Sunday, May 01, 2005

Adapting to preserve beauty

Adapting to preserve beauty
The Times of India

Bangalore: One of the oldest and bestpreserved heritage buildings in the city —The Hatworks Boulevard—has opened a fresh chapter in its 150-year-old history, thanks to some new-age tools.

The building is located at No. 32, Cunningham Road, Bangalore. But one can log on to, a site that stores, sorts and shares photographs, to view pictures of the Hatworks in all its restored glory. Rishad R. Minocher, whose family owned the Hatworks for the past 74 years, reckons the structure is more than 150-years old. “That is what our records say, but it could be older.’’

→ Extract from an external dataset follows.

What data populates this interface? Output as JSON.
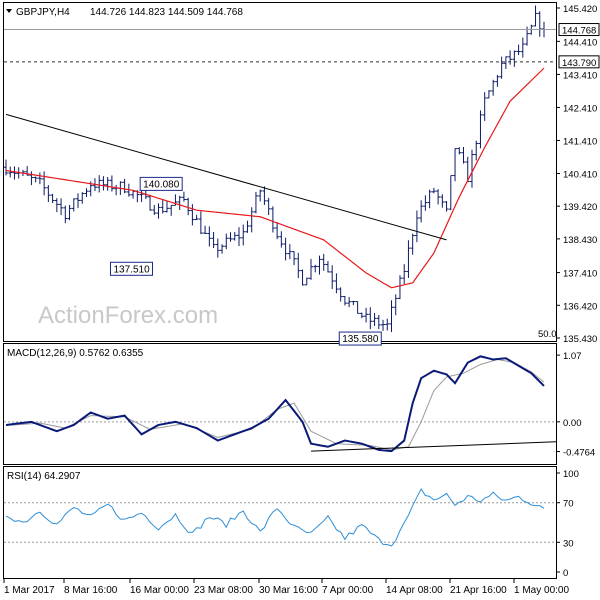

The place is called the Hatworks because that is what it used to be. “My maternal grandfather Nadir Manackjee bought it around 1931 from one Jagmohan Bhattaf for Rs 1 lakh and set up ‘Imperial Hatworks’ there,’’ says Rishad.

Manackjee studied hatmaking in the UK. He was immensely successful in Bangalore. White and brown ‘sahibs’ wanted his hats. “In fact, he invented the ‘pretied Mysore peta’ for the Mysore Maharajah and the pre-tied, lacquered, Parsee turban. Business was roaring in the late 50s and early 60s. We supplied hats for the entire Iraqi Air Force,’’ recalls his grandson. Letters of appreciation are now framed and placed in the renovated building.

After Manackjee died in 1959, Rishad’s mother Aban managed the business for a while with the help of his paternal grandfather Minoo Minocher. But the business started dwindling. The Minocher children were all born in the old place. Life was simple and quiet then. Barely four or five cars pass by every hour on Cunningham Road. As the children grew up, they knew the place was too big for them. But none of them wanted to demolish it. “Money may be an issue for many old building owners, but finding new uses is the best way to preserve these structures,’’ says Rishad. “One person said he would pay us whatever we wanted, because his dream was to live in a place like this.’’

Renovation: The restoration took over a year. There were no major changes. “We wanted to make it look like as it did in its heyday,’’ he says.

Its Burma teak doors and windows were re-polished. The terrazzo tiled floors were restored to pristine condition and the 23-inch thickwalls painted to perfection. “But it was quite a job peeling off years of paint,’’ recalls Rishad.

Now, The Hatworks Boulevard houses a boutique, French spa, cafe-and-pastry shop, an art gallery (through a tie-up with Crimson Art Gallery), a home furnishing store, an artcostume jewellery store and a shop selling custom-made marble pieces. Curious visitors can even check out a German-made Polyphone dating back to the 1800s that graces the front porch. Rishad and his family live in a 41-year-old house behind the Boulevard. His tenants are happy with the old-world ambience. And the Boulevard is becoming a minor tourist attraction.